Humana Festival 2018: Many #Metoo moments in 'Do You Feel Anger?'
By
In Mara Nelson-Greenberg's wildly energetic (if ultimately exhausting) comedy "Do You Feel Anger?," the world premiere of which is on stage at the Actors Theatre of Louisville's 2018 Humana Festival through April 8th, empathy coach Sofia (Tiffany Villarin) has been hired to conduct compassionate listening classes at a debt collection agency plagued by lawsuits. Unfortunately, it soon becomes clear that Hercules had an easier job in the Augean Stables.
The company's two male employees--the constantly enraged Howie (Amir Wachterman) and the terminally egocentric Jordan (Bjorn DuPaty)--aren't just lacking in empathy, they literally don't know the meaning of the word (Jordan thinks it might be a kind of bird). But then, they also don't know the meanings of a lot of other words for emotions that don't involve eating, sex, or anger. They snigger, make crude jokes, and generally carry on as if they were still in first grade.
The company's only female employee Eva (Megan Hill) is so traumatized by being mugged in the break room on a regular basis that she's afraid to display any emotion at all, a situation that boss Jon (Dennis William Grimes) resolutely ignores.
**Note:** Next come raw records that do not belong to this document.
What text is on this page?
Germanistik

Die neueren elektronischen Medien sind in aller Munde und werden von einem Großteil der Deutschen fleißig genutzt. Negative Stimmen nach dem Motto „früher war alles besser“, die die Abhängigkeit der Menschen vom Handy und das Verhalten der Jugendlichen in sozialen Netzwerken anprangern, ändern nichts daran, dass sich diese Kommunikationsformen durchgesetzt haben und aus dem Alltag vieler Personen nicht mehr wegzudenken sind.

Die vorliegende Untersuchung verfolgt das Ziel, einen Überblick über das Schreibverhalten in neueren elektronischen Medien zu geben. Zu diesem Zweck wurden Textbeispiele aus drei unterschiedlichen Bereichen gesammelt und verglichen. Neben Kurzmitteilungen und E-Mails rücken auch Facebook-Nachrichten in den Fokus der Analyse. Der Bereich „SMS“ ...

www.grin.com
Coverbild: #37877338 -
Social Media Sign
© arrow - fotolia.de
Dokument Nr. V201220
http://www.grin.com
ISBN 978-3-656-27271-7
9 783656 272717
Worse yet, Sofia finds that her own self-image is eroding as she tries to break through the wall of smug entitlement thrown up by Jordan, Howie, and Jon. It gets to the point where she can't even return calls from her mom (Lisa Tejero) until it's almost too late to do so.
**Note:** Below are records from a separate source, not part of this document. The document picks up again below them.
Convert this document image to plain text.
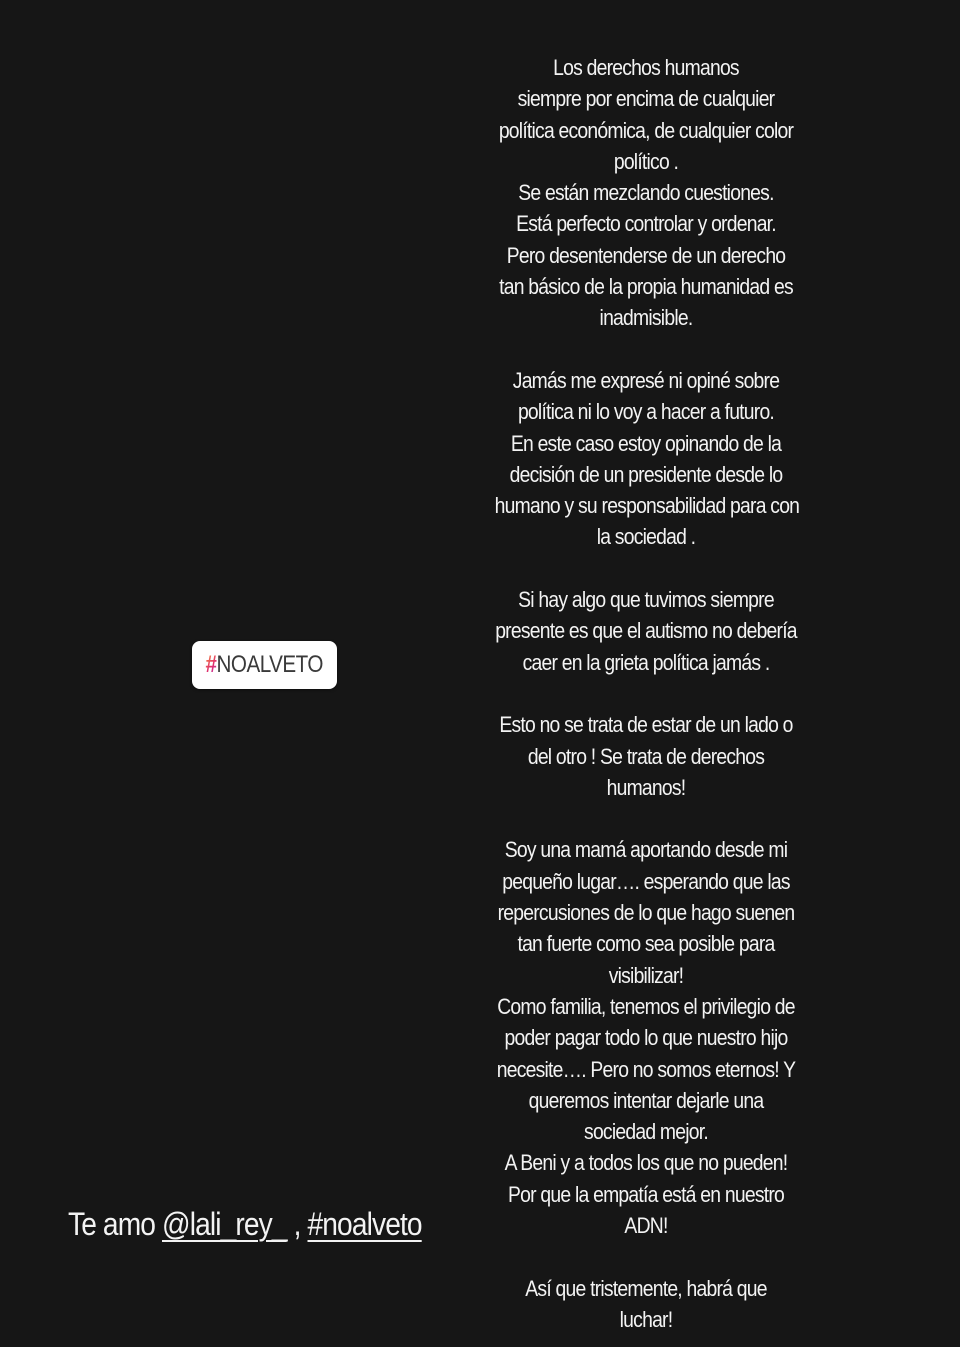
Los derechos humanos
siempre por encima de cualquier
política económica, de cualquier color
político .
Se están mezclando cuestiones.
Está perfecto controlar y ordenar.
Pero desentenderse de un derecho
tan básico de la propia humanidad es
inadmisible.
Jamás me expresé ni opiné sobre
política ni lo voy a hacer a futuro.
En este caso estoy opinando de la
decisión de un presidente desde lo
humano y su responsabilidad para con
la sociedad .
Si hay algo que tuvimos siempre
presente es que el autismo no debería
caer en la grieta política jamás .
Esto no se trata de estar de un lado o
del otro ! Se trata de derechos
humanos!
Soy una mamá aportando desde mi
pequeño lugar…. esperando que las
repercusiones de lo que hago suenen
tan fuerte como sea posible para
visibilizar!
Como familia, tenemos el privilegio de
poder pagar todo lo que nuestro hijo
necesite…. Pero no somos eternos! Y
queremos intentar dejarle una
sociedad mejor.
A Beni y a todos los que no pueden!
Por que la empatía está en nuestro
ADN!
Así que tristemente, habrá que
luchar!

#NOALVETO
Te amo @lali_rey_ , #noalveto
"Do You Feel Anger?" is populated, in short, by the kind of broadly drawn caricatures often encountered in improv comedy, a form in which the playwright has considerable experience. That works well for short comic sketches in which a joke has to be set up quickly, but becomes tiring in a ninety-minute one-act like this one. Repeating the same gag over and over again doesn't generally improve it. As it stands, "Do You Feel Anger?" either needs to be a lot shorter or a lot more nuanced.
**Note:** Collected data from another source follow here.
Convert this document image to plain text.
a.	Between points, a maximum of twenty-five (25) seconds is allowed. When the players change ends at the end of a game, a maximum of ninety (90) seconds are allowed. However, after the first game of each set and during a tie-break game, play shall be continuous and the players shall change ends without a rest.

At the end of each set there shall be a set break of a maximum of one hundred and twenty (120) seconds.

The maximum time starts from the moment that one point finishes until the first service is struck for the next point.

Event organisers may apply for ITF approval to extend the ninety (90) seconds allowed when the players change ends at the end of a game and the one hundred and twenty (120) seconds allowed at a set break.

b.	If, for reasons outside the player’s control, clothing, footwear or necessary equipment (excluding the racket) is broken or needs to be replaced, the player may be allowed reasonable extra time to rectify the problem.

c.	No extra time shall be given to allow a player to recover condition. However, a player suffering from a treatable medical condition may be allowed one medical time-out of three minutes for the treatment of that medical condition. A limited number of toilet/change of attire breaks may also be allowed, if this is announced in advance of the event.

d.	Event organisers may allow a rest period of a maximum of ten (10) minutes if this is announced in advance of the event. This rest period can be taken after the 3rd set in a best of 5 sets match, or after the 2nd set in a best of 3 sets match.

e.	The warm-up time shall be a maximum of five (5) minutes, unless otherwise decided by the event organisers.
That said, the script's satiric jabs at toxic masculinity and the emotional impoverishment that goes with it are well placed. As a friend pointed out afterwards, it delivers a very visceral demonstration of the mix of male arrogance and condescension that provoked the #Metoo movement. It also demonstrates the limits of empathy. It's hard to listen to someone when that person is mainly interested in shouting you down.
The play is certainly well performed, in any case. Mr. DuPaty and Mr. Wachterman make Jordan and Howie just as comically repellent as they need to be. Mr. Grimes makes Jon pristinely vacuous and Ms. Hill gives Eva just enough depth to make her character development credible. Ms. Villarin does the same for Sofia, making her unraveling towards the end of the play that much more shocking.
Ms. Tejero does nice work as both Sofia's mom and the mysteriously missing Janie, and Jon Huffman has a fine cameo appearance as the Old Man, although the character himself seems rather irrelevant.
Director Margot Bordelon keeps the pace and the decibel level high, which while appropriate for the script, eventually becomes tiring. The bottom line (to lapse into corporate speak for a moment) is that "Do You Feel Anger?" is a thought-provoking and relevant piece, but in its current form it feels like a sketch that goes on far too long.
The 2018 Humana Festival of New American Plays runs through April 8th at the Actors Theatre of Louisville.